Loyola Field House
- Location: New Orleans, Louisiana
- Coordinates: 29°56′15.2″N 90°7′11.8″W﻿ / ﻿29.937556°N 90.119944°W
- Owner: Loyola University New Orleans
- Operator: Loyola University New Orleans
- Capacity: 6,500

Construction
- Opened: 1954
- Demolished: 1986

Tenants
- Loyola Wolfpack (NCAA) (1954–1972) New Orleans Buccaneers (ABA) (1967–1969) New Orleans Jazz (NBA) (1974–1975)

= Loyola Field House =

Indoor arena in New Orleans, Louisiana

Loyola Field House was an indoor arena in New Orleans, Louisiana. It hosted the American Basketball Association (ABA)'s New Orleans Buccaneers (Bucs) for two seasons (1967-68 and 1968-69), and the National Basketball Association's New Orleans Jazz (1974-75). It was also the home venue for Loyola Wolf Pack basketball. The arena held 6,500 people.

==History==
The Field House was built on the campus of Loyola University in New Orleans in 1954 as a home for the university's basketball team.

When the ABA awarded New Orleans a franchise in 1967, the Bucs made an agreement to play their home games at the Field House. They advanced to the ABA Finals in 1967-68, losing to the Pittsburgh Pipers in seven games. The team was led by Doug Moe and Larry Brown, ABA stars and future successful coaches. For the 1969–70 season, their third, the team moved to Tulane Gymnasium and the Municipal Auditorium. After the season, the team relocated to Memphis as the Memphis Pros.
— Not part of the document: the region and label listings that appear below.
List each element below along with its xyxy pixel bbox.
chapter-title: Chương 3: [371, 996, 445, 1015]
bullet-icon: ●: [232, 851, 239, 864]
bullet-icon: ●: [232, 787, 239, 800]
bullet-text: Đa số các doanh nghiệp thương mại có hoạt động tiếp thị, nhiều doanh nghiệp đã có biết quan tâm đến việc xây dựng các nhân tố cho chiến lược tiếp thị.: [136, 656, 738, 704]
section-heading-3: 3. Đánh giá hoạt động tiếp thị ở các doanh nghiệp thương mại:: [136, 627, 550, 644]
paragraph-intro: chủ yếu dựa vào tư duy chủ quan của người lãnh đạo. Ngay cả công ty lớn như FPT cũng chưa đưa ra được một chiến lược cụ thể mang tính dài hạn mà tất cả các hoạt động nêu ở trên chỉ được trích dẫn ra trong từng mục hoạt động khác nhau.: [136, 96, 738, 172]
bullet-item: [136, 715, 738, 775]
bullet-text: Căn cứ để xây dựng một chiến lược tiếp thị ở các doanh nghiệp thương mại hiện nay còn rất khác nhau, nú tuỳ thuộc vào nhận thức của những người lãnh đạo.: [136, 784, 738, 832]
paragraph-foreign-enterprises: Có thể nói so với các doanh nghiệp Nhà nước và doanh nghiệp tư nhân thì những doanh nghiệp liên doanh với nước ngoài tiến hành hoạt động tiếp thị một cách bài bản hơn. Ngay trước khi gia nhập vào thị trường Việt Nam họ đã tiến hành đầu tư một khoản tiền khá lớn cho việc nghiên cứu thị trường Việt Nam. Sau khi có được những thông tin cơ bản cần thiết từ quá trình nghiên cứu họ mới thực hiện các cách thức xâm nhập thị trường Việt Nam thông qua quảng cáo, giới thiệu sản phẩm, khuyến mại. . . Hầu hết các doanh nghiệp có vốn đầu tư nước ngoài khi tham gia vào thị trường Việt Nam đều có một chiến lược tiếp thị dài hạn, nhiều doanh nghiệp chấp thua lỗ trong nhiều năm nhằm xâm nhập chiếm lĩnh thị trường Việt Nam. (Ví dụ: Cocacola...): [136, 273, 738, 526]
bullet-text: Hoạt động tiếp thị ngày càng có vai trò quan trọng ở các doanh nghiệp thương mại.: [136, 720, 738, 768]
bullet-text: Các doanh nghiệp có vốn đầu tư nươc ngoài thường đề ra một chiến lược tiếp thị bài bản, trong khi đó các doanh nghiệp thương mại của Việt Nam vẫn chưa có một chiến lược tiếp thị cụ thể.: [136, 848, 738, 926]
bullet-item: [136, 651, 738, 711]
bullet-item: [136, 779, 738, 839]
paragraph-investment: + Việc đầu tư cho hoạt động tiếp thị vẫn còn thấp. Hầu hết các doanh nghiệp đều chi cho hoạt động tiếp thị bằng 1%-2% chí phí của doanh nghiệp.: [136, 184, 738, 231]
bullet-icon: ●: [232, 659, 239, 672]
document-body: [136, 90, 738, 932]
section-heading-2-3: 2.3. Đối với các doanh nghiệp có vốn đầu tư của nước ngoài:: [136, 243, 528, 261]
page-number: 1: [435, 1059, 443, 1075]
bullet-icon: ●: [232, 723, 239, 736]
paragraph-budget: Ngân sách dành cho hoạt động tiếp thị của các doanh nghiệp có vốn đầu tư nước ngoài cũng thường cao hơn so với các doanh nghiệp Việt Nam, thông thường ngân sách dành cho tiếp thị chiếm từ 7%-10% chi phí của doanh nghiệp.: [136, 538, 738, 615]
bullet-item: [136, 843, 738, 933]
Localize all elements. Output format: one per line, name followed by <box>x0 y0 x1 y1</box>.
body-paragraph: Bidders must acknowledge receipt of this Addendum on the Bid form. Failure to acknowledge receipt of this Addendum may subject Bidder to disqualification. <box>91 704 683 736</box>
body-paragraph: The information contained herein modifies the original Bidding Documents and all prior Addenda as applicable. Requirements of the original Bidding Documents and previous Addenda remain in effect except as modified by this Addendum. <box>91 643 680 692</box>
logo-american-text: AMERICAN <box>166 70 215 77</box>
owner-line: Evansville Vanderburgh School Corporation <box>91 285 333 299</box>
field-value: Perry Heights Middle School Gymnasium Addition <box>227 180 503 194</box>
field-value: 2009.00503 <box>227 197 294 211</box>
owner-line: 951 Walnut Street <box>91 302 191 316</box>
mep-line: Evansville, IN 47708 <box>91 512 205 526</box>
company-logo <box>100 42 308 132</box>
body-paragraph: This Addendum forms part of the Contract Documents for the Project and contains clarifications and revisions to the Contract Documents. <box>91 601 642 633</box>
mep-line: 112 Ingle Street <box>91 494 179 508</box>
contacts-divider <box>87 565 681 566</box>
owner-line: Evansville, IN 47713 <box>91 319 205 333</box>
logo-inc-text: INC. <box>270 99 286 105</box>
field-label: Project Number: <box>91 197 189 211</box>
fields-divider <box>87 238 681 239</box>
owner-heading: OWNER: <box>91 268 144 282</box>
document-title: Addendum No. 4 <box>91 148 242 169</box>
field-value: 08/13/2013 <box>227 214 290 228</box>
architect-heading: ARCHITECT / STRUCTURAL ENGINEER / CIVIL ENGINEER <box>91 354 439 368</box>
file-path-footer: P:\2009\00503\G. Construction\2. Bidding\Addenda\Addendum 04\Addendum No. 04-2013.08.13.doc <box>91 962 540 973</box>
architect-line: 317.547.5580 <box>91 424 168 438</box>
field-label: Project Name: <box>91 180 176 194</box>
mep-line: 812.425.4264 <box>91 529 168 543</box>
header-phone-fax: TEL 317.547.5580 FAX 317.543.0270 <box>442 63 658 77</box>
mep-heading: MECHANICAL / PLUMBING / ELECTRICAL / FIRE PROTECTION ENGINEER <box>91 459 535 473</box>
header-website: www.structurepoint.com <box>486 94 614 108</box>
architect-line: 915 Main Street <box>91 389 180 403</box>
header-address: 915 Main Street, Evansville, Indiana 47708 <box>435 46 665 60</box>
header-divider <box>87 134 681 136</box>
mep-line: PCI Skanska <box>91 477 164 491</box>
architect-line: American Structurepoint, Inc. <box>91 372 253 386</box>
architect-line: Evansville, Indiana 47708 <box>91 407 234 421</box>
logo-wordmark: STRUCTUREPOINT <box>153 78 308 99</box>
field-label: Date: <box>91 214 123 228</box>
The New Orleans Jazz played some of their home games at the Field House for their inaugural 1974–75 season.

When Loyola dropped varsity sports after the 1971–72 school year, the building became the Recreation Center, with most of the seating torn out. The building was demolished in 1986 to make way for a new Recreational Sports Complex and parking garage.